Was genau ist HDR?

27.03.2008
Die HDR-Fotografie boomt: Dank eines besonders hohen Dynamikumfangs entstehen Bilder, die auch in hellen Flächen oder tiefen Schatten äußerst detailreich sind.

„HDR“ steht für „High Dynamic Range“. Übersetzt bedeutet das: hoher Dynamikumfang. HDR-Digitalfotos bestechen durch eine hohe Detailfülle selbst bei hellen Flächen oder tiefen Schatten. Möglich wird das, wenn herkömmliche Belichtungsreihen mit Hilfe von speziellen Software-Tools in HDR-Bilder umgewandelt werden.

Hoher Dynamikumfang

Herkömmliche Digitalfotos liefern ein Kontrastverhältnis von rund 1.000:1. Das Kontrastverhältnis gibt die möglichen Abstufungen zwischen der hellsten und der dunkelsten Stelle eines Bildes wieder.

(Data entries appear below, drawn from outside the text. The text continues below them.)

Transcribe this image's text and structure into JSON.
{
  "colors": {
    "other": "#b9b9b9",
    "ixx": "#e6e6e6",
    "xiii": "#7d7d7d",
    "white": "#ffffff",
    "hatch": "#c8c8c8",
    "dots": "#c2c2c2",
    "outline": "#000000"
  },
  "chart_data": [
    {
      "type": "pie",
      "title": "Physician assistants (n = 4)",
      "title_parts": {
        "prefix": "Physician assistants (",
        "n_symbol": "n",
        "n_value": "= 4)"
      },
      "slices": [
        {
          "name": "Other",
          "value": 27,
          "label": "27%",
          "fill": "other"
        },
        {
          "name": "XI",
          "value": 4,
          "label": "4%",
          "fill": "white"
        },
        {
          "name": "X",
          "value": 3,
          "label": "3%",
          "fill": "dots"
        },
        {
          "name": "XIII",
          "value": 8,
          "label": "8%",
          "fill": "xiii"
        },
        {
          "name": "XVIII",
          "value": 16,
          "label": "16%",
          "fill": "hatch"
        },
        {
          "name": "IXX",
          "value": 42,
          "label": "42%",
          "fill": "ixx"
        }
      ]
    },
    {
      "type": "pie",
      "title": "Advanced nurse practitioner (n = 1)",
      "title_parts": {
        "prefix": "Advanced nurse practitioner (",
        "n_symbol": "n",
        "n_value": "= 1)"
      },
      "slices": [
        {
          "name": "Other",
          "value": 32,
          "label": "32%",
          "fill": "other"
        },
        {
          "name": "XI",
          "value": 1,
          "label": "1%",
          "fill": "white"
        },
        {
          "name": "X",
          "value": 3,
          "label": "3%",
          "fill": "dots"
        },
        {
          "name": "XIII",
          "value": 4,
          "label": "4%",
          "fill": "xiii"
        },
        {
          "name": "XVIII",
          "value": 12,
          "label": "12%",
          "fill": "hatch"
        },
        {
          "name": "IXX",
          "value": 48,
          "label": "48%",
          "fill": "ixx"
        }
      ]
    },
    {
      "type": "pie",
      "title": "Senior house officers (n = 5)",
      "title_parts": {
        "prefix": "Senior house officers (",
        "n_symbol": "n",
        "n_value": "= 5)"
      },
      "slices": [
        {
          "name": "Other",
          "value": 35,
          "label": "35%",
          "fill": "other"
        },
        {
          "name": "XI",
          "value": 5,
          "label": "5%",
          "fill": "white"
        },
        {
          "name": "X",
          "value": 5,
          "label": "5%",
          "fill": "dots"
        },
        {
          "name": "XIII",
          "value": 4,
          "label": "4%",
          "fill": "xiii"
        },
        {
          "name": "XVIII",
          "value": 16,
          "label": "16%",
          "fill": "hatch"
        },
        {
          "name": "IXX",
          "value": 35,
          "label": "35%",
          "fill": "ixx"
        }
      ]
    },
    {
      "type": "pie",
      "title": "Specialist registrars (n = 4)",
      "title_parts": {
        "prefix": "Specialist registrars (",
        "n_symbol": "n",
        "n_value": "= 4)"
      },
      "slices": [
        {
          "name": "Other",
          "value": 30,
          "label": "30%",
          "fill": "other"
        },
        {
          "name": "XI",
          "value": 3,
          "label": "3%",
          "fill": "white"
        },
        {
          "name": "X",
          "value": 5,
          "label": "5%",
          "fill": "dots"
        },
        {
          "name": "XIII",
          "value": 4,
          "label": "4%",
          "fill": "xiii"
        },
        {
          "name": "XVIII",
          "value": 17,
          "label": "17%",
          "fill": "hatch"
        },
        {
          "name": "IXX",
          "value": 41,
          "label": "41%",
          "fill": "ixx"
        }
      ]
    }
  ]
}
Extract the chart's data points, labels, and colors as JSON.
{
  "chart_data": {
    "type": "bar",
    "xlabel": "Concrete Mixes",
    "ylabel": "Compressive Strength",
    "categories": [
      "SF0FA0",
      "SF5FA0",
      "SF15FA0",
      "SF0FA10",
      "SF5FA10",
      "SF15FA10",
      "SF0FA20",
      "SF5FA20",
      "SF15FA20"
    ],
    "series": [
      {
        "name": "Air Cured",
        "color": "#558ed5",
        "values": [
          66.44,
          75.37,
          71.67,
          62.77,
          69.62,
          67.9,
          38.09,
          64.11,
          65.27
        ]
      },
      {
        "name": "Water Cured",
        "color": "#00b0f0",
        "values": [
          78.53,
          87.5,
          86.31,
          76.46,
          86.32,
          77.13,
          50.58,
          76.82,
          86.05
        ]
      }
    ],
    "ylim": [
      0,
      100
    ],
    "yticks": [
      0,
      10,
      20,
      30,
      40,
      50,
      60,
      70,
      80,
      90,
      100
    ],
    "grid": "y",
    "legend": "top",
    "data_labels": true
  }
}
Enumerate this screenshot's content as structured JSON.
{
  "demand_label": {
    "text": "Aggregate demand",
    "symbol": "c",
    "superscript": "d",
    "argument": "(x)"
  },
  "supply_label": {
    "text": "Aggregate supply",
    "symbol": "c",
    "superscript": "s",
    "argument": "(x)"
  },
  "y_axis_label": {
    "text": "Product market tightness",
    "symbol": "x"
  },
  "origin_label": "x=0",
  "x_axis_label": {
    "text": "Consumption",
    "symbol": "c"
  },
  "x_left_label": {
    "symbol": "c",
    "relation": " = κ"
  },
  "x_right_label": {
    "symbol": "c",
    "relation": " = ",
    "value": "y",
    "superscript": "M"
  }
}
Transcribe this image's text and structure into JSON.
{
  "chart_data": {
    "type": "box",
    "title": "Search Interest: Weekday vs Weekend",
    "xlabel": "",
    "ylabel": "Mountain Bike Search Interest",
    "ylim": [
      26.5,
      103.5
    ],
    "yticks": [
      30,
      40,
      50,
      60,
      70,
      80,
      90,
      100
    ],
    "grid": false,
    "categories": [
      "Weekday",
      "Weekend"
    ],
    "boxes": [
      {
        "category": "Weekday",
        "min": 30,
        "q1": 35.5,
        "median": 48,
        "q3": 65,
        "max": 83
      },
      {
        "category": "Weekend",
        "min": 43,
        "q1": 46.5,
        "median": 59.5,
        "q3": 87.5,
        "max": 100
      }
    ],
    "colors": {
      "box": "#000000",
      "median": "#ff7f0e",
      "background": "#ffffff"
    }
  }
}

Chemisch entwickelte Fotos erreichen ein Kontrastverhältnis von bis zu 10.000:1. HDR-Bilder liegen deutlich darüber: Sie erzielen einen Wert von rund 200.000:1. Um solch detailreiche Bilder auf einem normalen Monitor ohne große Qualitätseinbußen anzuzeigen, ist ein so genanntes Tone-Mapping-Werkzeug nötig. Zum Vergleich: Eine tatsächliche Szenerie, betrachtet mit dem menschlichen Auge bei Tageslicht, liegt bei einem Kontrastverhältnis von 100.000:1.

Mehrere Aufnahmen

Um ein HDR-Bild zu erzeugen, sind mehrere Aufnahmen nötig. Es wird eine Belichtungsreihe angefertigt, bei der für jeden Helligkeitsbereich eine Aufnahme mit optimaler Belichtung gemacht wird. Durch die Über- beziehungsweise Unterbelichtung einzelner Stellen werden auch die Zeichnungen in den hellen und dunklen Bereichen festgehalten. Anschließend werden die Bilder mit Hilfe einer Software bearbeitet, die aus den Belichtungsreihen HDR-Fotos erstellt.

Geeignete Software

Es gibt mehrere Programme, mit denen sich HDR-Bilder erzeugen lassen. Zu den bekanntesten zählen HDRShop für 400 US-Dollar, Photomatrix Pro für 75 Euro, das kostenlose Qtpfsgui und easyHDR für 30 Euro. Auch Adobe Photoshop enthält ab der Version CS2 ein Modul, mit dem HDR-Bilder generiert werden können. Es ist über „Datei“, „Automatisieren“, „Zu HDR zusammenfügen“ zu erreichen. Tone-Mapping-Werkzeuge wiederum komprimieren den Dynamikumfang, sodass der HDR-Charakter auch auf herkömmlichen Monitoren zur Geltung kommt. Einige HDR-Programme enthalten dieses Tool, zum Beispiel Qtpfsgui.